Spark MLlib library for Machine Learning provides a Collaborative Filtering implementation by using Alternating Least Squares. The implementation in MLlib has the following parameters:
- `numBlocks` is the number of blocks used to parallelize computation (set to -1 to auto-configure).
- `rank` is the number of latent factors in the model.
- `iterations` is the number of iterations to run.
- `lambda` specifies the regularization parameter in ALS.
- `implicitPrefs` specifies whether to use the explicit feedback ALS variant or one adapted for implicit feedback data.
- `alpha` is a parameter applicable to the implicit feedback variant of ALS that governs the baseline confidence in preference observations.

First, split the dataset into train, validation, and test datasets.

In [10]:
training_RDD, validation_RDD, test_RDD = small_ratings_data.randomSplit([6, 2, 2], seed=0)
validation_for_predict_RDD = validation_RDD.map(lambda x: (x[0], x[1]))
test_for_predict_RDD = test_RDD.map(lambda x: (x[0], x[1]))

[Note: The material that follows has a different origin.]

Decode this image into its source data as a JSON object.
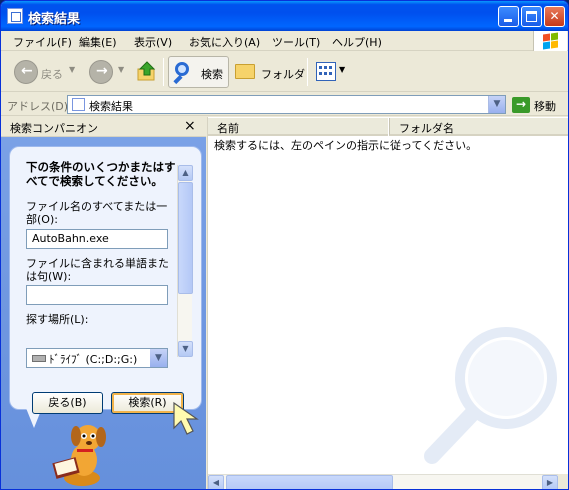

Proceed with the training phase:

In [11]:
from pyspark.mllib.recommendation import ALS
import math

seed = 5
iterations = 10
regularization_parameter = 0.1
ranks = [4, 8, 12]
errors = [0, 0, 0]
err = 0
tolerance = 0.02

min_error = float('inf')
best_rank = -1
best_iteration = -1
for rank in ranks:
    model = ALS.train(training_RDD, rank, seed=seed, iterations=iterations,
                      lambda_=regularization_parameter)
    predictions = model.predictAll(validation_for_predict_RDD).map(lambda r: ((r[0], r[1]), r[2]))
    rates_and_preds = validation_RDD.map(lambda r: ((int(r[0]), int(r[1])), float(r[2]))).join(predictions)
    error = math.sqrt(rates_and_preds.map(lambda r: (r[1][0] - r[1][1])**2).mean())
    errors[err] = error
    err += 1
    print(f'For rank {rank} the RMSE is {error}')
    if error < min_error:
        min_error = error
        best_rank = rank

print ('The best model was trained with rank', best_rank)

For rank 4 the RMSE is 0.8973056095511496
For rank 8 the RMSE is 0.9143149057530106
For rank 12 the RMSE is 0.9141049213609704
The best model was trained with rank 4


In [12]:
model = ALS.train(training_RDD, best_rank, seed=seed, iterations=iterations,
                      lambda_=regularization_parameter)
# model.save(sc, './models')
predictions = model.predictAll(test_for_predict_RDD).map(lambda r: ((r[0], r[1]), r[2]))
rates_and_preds = test_RDD.map(lambda r: ((int(r[0]), int(r[1])), float(r[2]))).join(predictions)
error = math.sqrt(rates_and_preds.map(lambda r: (r[1][0] - r[1][1])**2).mean())
    
print(f'For testing data the RMSE is {error}')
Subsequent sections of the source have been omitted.